Dumbledore sakalını sıvazlıyordu "Elbette böyle bir şeyi yaşadığın gibi bana haber vermiş olmanı dilerdim, Natasha ama herkes hata yapar. Özellikle de böylesine derin ve sıkıntılı bir mesele söz konusuysa."

Üzgün bir şekilde gülümsedim "Teşekkür ederim, profesör. Anlayışınız için." diye mırıldandıktan sonra sırtımı dikleştirdim "Benm asıl gelme sebebim ise dün geceki rüyamdı."

Dumbledore, yarım ay gözlüklerinin ardından meraklı bir şekilde bana bakıyordu "Sıradışı bir şeyler tecrübe etmişsin anlaşılan." dedi.

Yavaşça onayladım ve konuşmaya devam ettim "Annem, babam ve ben bir aile yemeğindeydik. Aralarında geçen konuşmalardan hiçbir şey anlamadım desem abartı olmaz, profesör. Onları anılarda bile hiç böyle görmemiştim ve fark ettim ki kimsenin bilmediği bazı şeyler olmuş aralarında." dedikten sonra hafifçe kaşlarımı çattım "Büyük bir şeyler. Yazın bir keresinde babam biraz bahsetmişti, o zaman anlamlandıramamıştım gerçi."

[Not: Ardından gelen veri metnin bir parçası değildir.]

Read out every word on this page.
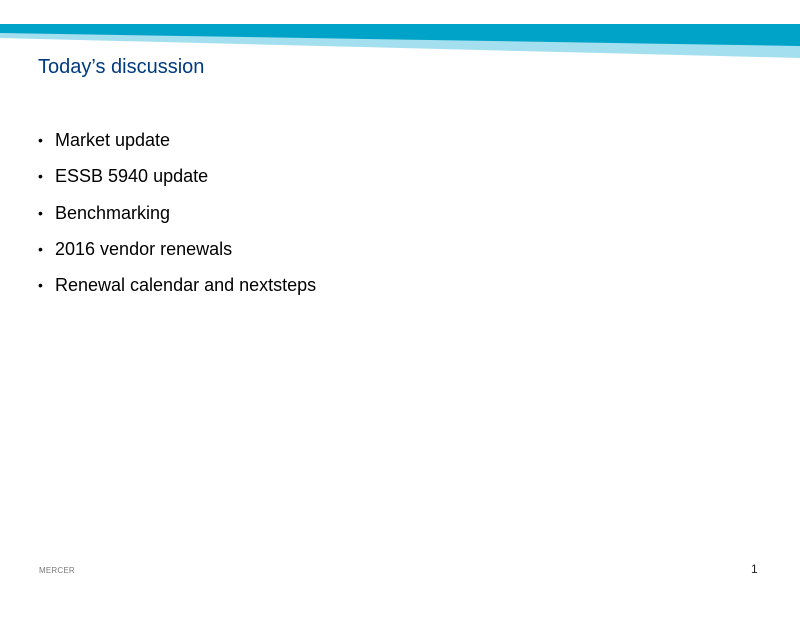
Today’s discussion
• Market update
• ESSB 5940 update
• Benchmarking
• 2016 vendor renewals
• Renewal calendar and nextsteps
MERCER	1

Dumbledore, anlattıklarımı bir süre tarttıktan sonra konuştu "Annenin, herkesten önemli bir şey sakladığını düşünüyorsun ve anladığım kadarıyla iyi olarak nitelendirebileceğimiz bir durumdan bahsetmiyorsun."

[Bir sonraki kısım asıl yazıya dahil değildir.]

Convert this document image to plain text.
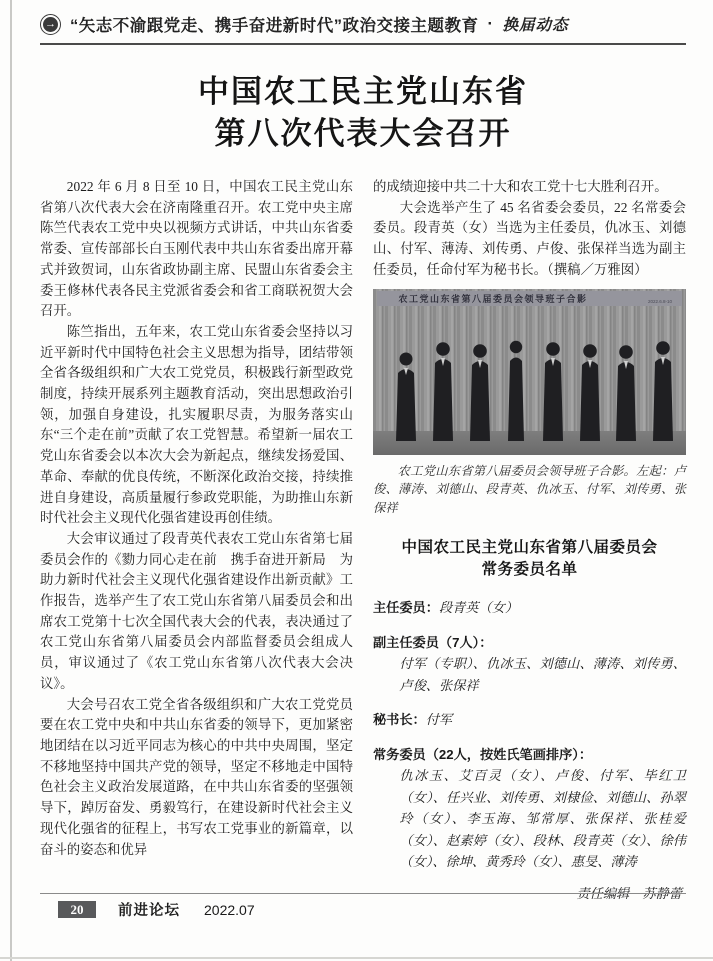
→ “矢志不渝跟党走、携手奋进新时代”政治交接主题教育 · 换届动态
中国农工民主党山东省
第八次代表大会召开

2022 年 6 月 8 日至 10 日，中国农工民主党山东省第八次代表大会在济南隆重召开。农工党中央主席陈竺代表农工党中央以视频方式讲话，中共山东省委常委、宣传部部长白玉刚代表中共山东省委出席开幕式并致贺词，山东省政协副主席、民盟山东省委会主委王修林代表各民主党派省委会和省工商联祝贺大会召开。

陈竺指出，五年来，农工党山东省委会坚持以习近平新时代中国特色社会主义思想为指导，团结带领全省各级组织和广大农工党党员，积极践行新型政党制度，持续开展系列主题教育活动，突出思想政治引领，加强自身建设，扎实履职尽责，为服务落实山东“三个走在前”贡献了农工党智慧。希望新一届农工党山东省委会以本次大会为新起点，继续发扬爱国、革命、奉献的优良传统，不断深化政治交接，持续推进自身建设，高质量履行参政党职能，为助推山东新时代社会主义现代化强省建设再创佳绩。

大会审议通过了段青英代表农工党山东省第七届委员会作的《勠力同心走在前　携手奋进开新局　为助力新时代社会主义现代化强省建设作出新贡献》工作报告，选举产生了农工党山东省第八届委员会和出席农工党第十七次全国代表大会的代表，表决通过了农工党山东省第八届委员会内部监督委员会组成人员，审议通过了《农工党山东省第八次代表大会决议》。

大会号召农工党全省各级组织和广大农工党党员要在农工党中央和中共山东省委的领导下，更加紧密地团结在以习近平同志为核心的中共中央周围，坚定不移地坚持中国共产党的领导，坚定不移地走中国特色社会主义政治发展道路，在中共山东省委的坚强领导下，踔厉奋发、勇毅笃行，在建设新时代社会主义现代化强省的征程上，书写农工党事业的新篇章，以奋斗的姿态和优异

的成绩迎接中共二十大和农工党十七大胜利召开。

大会选举产生了 45 名省委会委员，22 名常委会委员。段青英（女）当选为主任委员，仇冰玉、刘德山、付军、薄涛、刘传勇、卢俊、张保祥当选为副主任委员，任命付军为秘书长。（撰稿／万雅囡）

农工党山东省第八届委员会领导班子合影	2022.6.8-10
农工党山东省第八届委员会领导班子合影。左起：卢俊、薄涛、刘德山、段青英、仇冰玉、付军、刘传勇、张保祥
中国农工民主党山东省第八届委员会
常务委员名单
主任委员：段青英（女）
副主任委员（7人）：
付军（专职）、仇冰玉、刘德山、薄涛、刘传勇、卢俊、张保祥
秘书长：付军
常务委员（22人，按姓氏笔画排序）：
仇冰玉、艾百灵（女）、卢俊、付军、毕红卫（女）、任兴业、刘传勇、刘棣俭、刘德山、孙翠玲（女）、李玉海、邹常厚、张保祥、张桂爱（女）、赵素婷（女）、段林、段青英（女）、徐伟（女）、徐坤、黄秀玲（女）、惠旻、薄涛
责任编辑　苏静蕾
20	前进论坛 2022.07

Parmaklarımla masada trompet çalmaya başlamıştım "Kötü bir şeyleri sakladığına inanmak istemiyorum ama objektif bakmamız gerek, profesör. Kimseye anlatılmayan ve işin içinde babamın da olduğu durumlardan asla iyi bir şey çıkmaz." dedim ve hafifçe etrafıma bakındım. Odadaki bütün portreler pür dikkat bizi dinliyordu –sonuçta bu odada bir sürü konuşma geçmişti ve babamın kim olduğunu biliyorlardı.

Dumbledore yavaşça onayladı ve kırmızı, üzerinde birkaç beyaz yıldız barındıran cübbesini hafifçe düzeltti "Keşke yanıldığını söyleyebilseydim, Natasha ancak bu, seni kandırmaktan başka bir şey olmaz. Eğer ortada bahsettiğin gibi bir durum varsa iyi bir nedene bağlı olabileceğini düşünmek, ütopik bir yaklaşım olurdu." dedi ve biraz duraksadıktan sonra devam etti "Tatilde, Tom'un sana bu konudan bahsettiğini söylemiştin, değil mi?"

"Tam olarak öyle değil, biraz dolaylıydı. Dün gece gördüğüm rüya olmasaydı ne demek istediğini anlayamazdım herhalde." dedim, parmaklarımla oynuyordum. Bütün bunları aylarca kendime sakladığım için suçlu hissetmeye başlamıştım "Gerçekleri bilmeden konuşmanın, büyük bir hayalkırılığına neden olabileceğini söylemişti; bahsettiği gerçekler ise annemle alakalıydı. Beni aydınlatmasını istediğimde bunu yapamayacağını çünkü bir söz verdiğini ve onu mezarına kadar götüreceğini söyledi.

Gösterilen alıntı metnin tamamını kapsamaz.